Molti fondi arrivano oggi dove prima mai sarebbero arrivati. Ma ci arrivano per vie che solo a Chávez sono conosciute. Senza controlli, né resoconti, come ingranaggi d’un colossale apparato assistenziale – clientelare e corrotto, indebitato ed inefficiente – di potere personale. I poveri ricevono. Ma ricevono, quasi sempre, in cambio della fedeltà politica.
Contro il Golia di questa gigantesca macchina da centinaia di miliardi (l’intero Stato venezuelano, in effetti) ha dovuto, come Davide, battersi Henrique Capriles Radonski. E l’ha fatto, occorre dirlo, con grande bravura, alla testa d’una coalizione che però è ancora ben lungi dall’essere un vero partito politico.
Comunque, stavolta, Chavez ha sofferto molto e non stravinto, nei confronti di Capriles – avvocato di ricca famiglia con esperienza politica da deputato, sindaco e governatore, che intendeva spodestarlo promettendo tolleranza zero contro la corruzione e di mantenimento dei programmi sociali.
E adesso in molti commentano che, a determinare le elezioni nell’era moderna, sono quasi sempre aspetti di secondo piano a livello di programmi e contenuti, ma vitali per sostenere ed apportare nuova linfa al consensus.
Nello scorso Maggio le elezioni in un piccolo paese del centroamerica quale la Repubblica Dominicana, hanno visto un bipartitismo sterile nei contenuti ma straripante di propaganda.
Un meccanismo pubblicitario martellante che ha portato le elezioni dell’isola ad essere le più costose dell’intero continente. Tra brogli elettorali si affermò il Partito in carica, quello che poteva disporre di più fondi stranieri.
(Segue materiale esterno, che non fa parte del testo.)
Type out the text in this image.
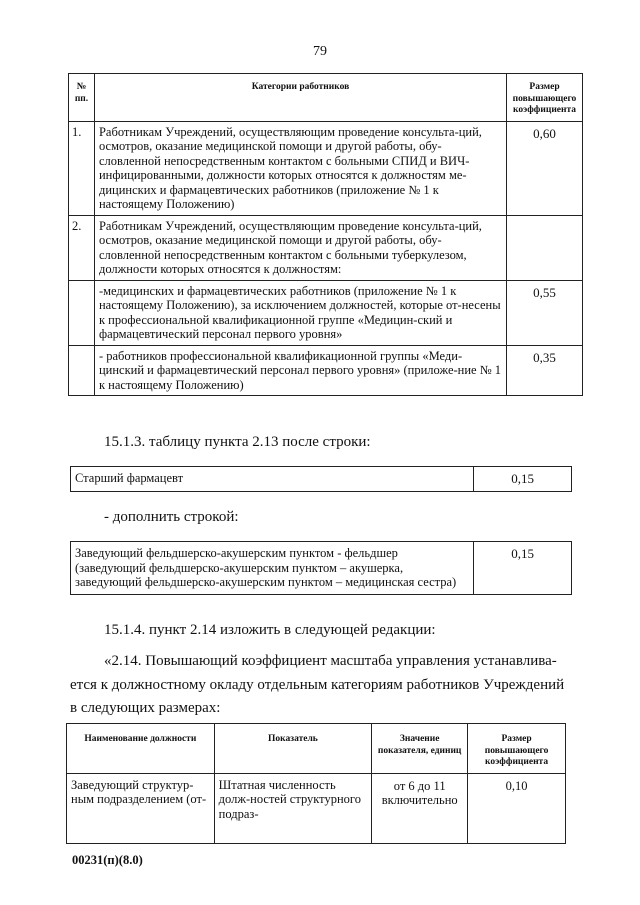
79
№ пп.	Категории работников	Размер повышающего коэффициента
1.	Работникам Учреждений, осуществляющим проведение консульта-ций, осмотров, оказание медицинской помощи и другой работы, обу-словленной непосредственным контактом с больными СПИД и ВИЧ-инфицированными, должности которых относятся к должностям ме-дицинских и фармацевтических работников (приложение № 1 к настоящему Положению)	0,60
2.	Работникам Учреждений, осуществляющим проведение консульта-ций, осмотров, оказание медицинской помощи и другой работы, обу-словленной непосредственным контактом с больными туберкулезом, должности которых относятся к должностям:	
	-медицинских и фармацевтических работников (приложение № 1 к настоящему Положению), за исключением должностей, которые от-несены к профессиональной квалификационной группе «Медицин-ский и фармацевтический персонал первого уровня»	0,55
	- работников профессиональной квалификационной группы «Меди-цинский и фармацевтический персонал первого уровня» (приложе-ние № 1 к настоящему Положению)	0,35
15.1.3. таблицу пункта 2.13 после строки:
Старший фармацевт	0,15
- дополнить строкой:
Заведующий фельдшерско-акушерским пунктом - фельдшер (заведующий фельдшерско-акушерским пунктом – акушерка, заведующий фельдшерско-акушерским пунктом – медицинская сестра)	0,15
15.1.4. пункт 2.14 изложить в следующей редакции:
«2.14. Повышающий коэффициент масштаба управления устанавлива-
ется к должностному окладу отдельным категориям работников Учреждений
в следующих размерах:
Наименование должности	Показатель	Значение показателя, единиц	Размер повышающего коэффициента
Заведующий структур-ным подразделением (от-	Штатная численность долж-ностей структурного подраз-	от 6 до 11 включительно	0,10
00231(п)(8.0)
In Venezuale Chavez ha vinto perché ha trovato la frase giusta, rivolgendosi agli elettori in piazza a chiedendo impegno e dedizione nella battaglia politica e delle idee. “Andiamo a vincere, ma coltivando le nostre idee, stando sempre uniti”.
Ma sempre più appare macilento ed indebolito: una figura in fin di vita, logorato dal male e prigioniero della propria ideologia.
Oggettivamente, oggi, il Venezuela è delinquenza e corruzione e in numerosi parti la capitale Caracas è una fogna a cielo aperto, con tanta povertà e sporcizia. Ma è pur sempre meglio di anni fa. Le masse che sempre sono state considerate un sovrannumero ed una forza lavoro da schiavizzare, con Chavez si sono sentite più tutelate ed hanno usufruito di risorse messegli a disposizione e numerosi aiuti.
Inoltre, la sfida di Cariples, ha fatto capire a Chavez e al governo, che si poteva perdere e che i voti popolari non erano più una garanzia e che “Venceremos” era un imperativo che sarebbe potuto ( e può) anche diventare utopia.
Capriles ha percepito il malcontento, ha visto che il popolo era affranto dalla corruzione e più che puntare il dito contro un “pericolo rosso”, ha spinto sulla dialettica per impostare il proprio discorso su questo malcontento e mettendo agli occhi di tutti una realtà che effettivamente parla di un Venezuela ancora monocromatico, la cui economia per l’80% è rappresentata dalle esportazioni del bene energetico che il proprio territorio gli offre.